THE CEDARS, WHITE AND RED

Beside the needle-leaved evergreens just described, there are some trees we all know, that bear cones, and are evergreens, but their leaves are strangely different from those of pines, spruces, firs, and hemlocks. One of these is the familiar arbor vitæ, a conical tree, with flat leaf spray. Looking closely, one can make out the tiny, scale-like leaves, arranged in opposite pairs, clasping the wiry stems, and covering them completely. These stems are flat, so that one pair of leaves has a sharp keel on the middle. The next pair is spread out flat. The keeled pair covers the edge of the stem. The flat pair covers the broader surface. These pairs alternate through the length of the stem, and an aromatic resin seals them close.

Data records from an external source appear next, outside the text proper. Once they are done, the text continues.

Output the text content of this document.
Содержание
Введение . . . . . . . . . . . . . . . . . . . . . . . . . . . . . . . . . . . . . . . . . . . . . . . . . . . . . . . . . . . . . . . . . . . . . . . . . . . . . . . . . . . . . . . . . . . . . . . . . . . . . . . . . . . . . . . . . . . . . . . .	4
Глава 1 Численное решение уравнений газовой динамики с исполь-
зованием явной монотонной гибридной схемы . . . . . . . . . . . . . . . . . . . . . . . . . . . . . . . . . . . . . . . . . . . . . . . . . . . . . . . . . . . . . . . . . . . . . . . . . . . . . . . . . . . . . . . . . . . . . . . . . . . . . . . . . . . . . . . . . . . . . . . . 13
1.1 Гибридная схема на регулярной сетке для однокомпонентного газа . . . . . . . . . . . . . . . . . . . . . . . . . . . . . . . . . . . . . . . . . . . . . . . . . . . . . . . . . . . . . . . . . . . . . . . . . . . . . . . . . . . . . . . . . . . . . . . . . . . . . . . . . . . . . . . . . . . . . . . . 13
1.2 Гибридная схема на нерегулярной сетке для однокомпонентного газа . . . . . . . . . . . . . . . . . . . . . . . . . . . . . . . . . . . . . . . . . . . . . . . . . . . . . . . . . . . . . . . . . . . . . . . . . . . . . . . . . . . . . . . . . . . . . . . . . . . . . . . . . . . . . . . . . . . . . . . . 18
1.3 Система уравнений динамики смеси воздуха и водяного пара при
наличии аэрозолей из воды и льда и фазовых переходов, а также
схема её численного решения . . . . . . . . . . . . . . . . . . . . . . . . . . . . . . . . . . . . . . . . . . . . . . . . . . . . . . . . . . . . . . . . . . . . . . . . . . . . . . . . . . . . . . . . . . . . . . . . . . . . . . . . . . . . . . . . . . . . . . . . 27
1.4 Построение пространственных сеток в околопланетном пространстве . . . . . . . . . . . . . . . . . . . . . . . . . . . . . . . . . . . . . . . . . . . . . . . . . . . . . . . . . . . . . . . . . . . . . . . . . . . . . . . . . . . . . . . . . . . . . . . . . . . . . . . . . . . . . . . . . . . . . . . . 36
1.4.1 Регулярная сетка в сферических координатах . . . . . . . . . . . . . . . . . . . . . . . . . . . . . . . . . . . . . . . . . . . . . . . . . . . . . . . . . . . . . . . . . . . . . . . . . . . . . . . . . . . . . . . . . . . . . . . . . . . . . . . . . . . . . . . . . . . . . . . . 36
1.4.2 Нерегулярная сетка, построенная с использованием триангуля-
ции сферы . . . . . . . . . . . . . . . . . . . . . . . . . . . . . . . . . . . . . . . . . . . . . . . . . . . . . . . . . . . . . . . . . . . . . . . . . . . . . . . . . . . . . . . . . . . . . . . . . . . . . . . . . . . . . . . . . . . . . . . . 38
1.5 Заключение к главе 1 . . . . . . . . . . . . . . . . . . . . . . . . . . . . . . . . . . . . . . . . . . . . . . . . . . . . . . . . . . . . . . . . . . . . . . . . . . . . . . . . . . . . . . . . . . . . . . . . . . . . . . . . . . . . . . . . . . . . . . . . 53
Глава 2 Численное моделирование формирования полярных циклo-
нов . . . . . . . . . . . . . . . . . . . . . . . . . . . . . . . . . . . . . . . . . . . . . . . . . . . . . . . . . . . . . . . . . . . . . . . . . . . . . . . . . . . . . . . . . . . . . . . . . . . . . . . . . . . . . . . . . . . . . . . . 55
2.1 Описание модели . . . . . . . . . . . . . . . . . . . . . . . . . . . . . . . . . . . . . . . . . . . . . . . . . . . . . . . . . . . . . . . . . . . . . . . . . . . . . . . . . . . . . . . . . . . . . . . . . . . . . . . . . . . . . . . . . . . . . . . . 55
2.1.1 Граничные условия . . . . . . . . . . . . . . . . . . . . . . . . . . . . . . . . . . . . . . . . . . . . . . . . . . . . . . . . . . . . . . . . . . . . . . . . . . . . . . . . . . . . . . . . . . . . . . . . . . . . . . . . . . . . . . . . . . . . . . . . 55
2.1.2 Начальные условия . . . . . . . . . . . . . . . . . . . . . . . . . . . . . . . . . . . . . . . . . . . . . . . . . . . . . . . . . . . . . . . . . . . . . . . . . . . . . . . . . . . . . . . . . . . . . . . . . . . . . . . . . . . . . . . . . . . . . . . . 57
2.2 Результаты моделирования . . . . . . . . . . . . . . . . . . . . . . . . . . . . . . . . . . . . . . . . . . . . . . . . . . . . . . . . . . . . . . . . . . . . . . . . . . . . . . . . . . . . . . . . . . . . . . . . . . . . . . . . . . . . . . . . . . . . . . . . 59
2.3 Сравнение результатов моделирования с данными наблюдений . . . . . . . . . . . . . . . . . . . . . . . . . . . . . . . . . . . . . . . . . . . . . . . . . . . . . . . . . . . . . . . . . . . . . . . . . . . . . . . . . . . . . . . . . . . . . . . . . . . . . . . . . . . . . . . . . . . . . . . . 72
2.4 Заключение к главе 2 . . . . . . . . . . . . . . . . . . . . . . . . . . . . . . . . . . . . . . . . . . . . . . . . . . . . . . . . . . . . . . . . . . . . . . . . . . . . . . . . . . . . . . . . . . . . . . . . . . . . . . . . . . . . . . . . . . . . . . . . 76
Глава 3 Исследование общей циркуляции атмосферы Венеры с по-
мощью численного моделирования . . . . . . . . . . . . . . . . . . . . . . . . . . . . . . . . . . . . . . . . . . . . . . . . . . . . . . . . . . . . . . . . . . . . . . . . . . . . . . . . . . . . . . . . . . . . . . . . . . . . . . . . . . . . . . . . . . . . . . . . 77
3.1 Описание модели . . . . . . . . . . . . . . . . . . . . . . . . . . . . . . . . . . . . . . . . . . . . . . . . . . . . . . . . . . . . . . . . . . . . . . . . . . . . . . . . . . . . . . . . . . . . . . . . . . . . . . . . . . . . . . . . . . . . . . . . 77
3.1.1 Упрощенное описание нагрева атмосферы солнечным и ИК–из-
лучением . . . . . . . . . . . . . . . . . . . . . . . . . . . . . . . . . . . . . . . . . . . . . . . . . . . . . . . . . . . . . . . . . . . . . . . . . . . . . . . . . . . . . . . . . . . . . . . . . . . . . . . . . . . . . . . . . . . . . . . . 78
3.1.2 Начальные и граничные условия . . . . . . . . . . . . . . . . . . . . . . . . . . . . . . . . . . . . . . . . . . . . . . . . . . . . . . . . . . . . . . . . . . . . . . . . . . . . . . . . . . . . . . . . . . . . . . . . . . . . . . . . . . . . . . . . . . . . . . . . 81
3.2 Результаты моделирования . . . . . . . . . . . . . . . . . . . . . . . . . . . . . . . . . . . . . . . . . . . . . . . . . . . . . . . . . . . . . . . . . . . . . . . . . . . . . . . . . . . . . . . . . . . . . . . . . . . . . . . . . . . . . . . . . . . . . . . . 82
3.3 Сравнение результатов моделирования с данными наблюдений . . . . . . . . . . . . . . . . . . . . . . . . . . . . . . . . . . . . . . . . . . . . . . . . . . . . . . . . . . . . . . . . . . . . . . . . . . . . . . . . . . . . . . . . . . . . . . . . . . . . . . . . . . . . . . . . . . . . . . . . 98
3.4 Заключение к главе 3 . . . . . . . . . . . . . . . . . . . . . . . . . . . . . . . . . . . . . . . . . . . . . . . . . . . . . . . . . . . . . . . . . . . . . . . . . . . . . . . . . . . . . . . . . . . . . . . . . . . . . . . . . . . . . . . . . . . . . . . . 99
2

The cones of the arbor vitæ are small, and they have few scales, compared with the cones of the needle-leaved evergreens. Each year a crop is borne, with two seeds under each scale. Few of us see the little red cone flowers in May, nor the pellets of yellow on other twigs, which are the pollen flowers. We watch the hedge clipper at work, trimming the thick green fronds that make a solid wall of green. Look carefully hereafter for the flowers and the ripe cones, in the proper season for each.

This big tree, “The Grizzly Giant,” is over three hundred feet high. It is a sequoia, one of the cone-bearing evergreens

SCALY-LEAVED EVERGREENS
Upper: two branches from the same red cedar tree
Lower: flat sprays of arbor vitæ

The white cedar grows, a fine, conical evergreen tree, in the coast states, from Maine to Mississippi. It loves best the deep swamps, but grows well in wet, sandy soil farther inland. Here we see again the flat spray of minute, pointed, and keeled leaves, but the cones are different. These are pale grey, and globular; the few scales are thick and horny, and curiously sculptured, each with a beak projecting from the centre.

The foliage mass is a peculiar blue-green, and the bark, thin, and rusty red, parts into strings and shreds.

Lumbermen call this tree a cedar. So they do the arbor vitæ. The wood of each is pale-coloured, and notable for its durability when exposed to weather and water. Fence posts of white cedar, and cedar pails, shingles, and the like, have a great reputation for durability.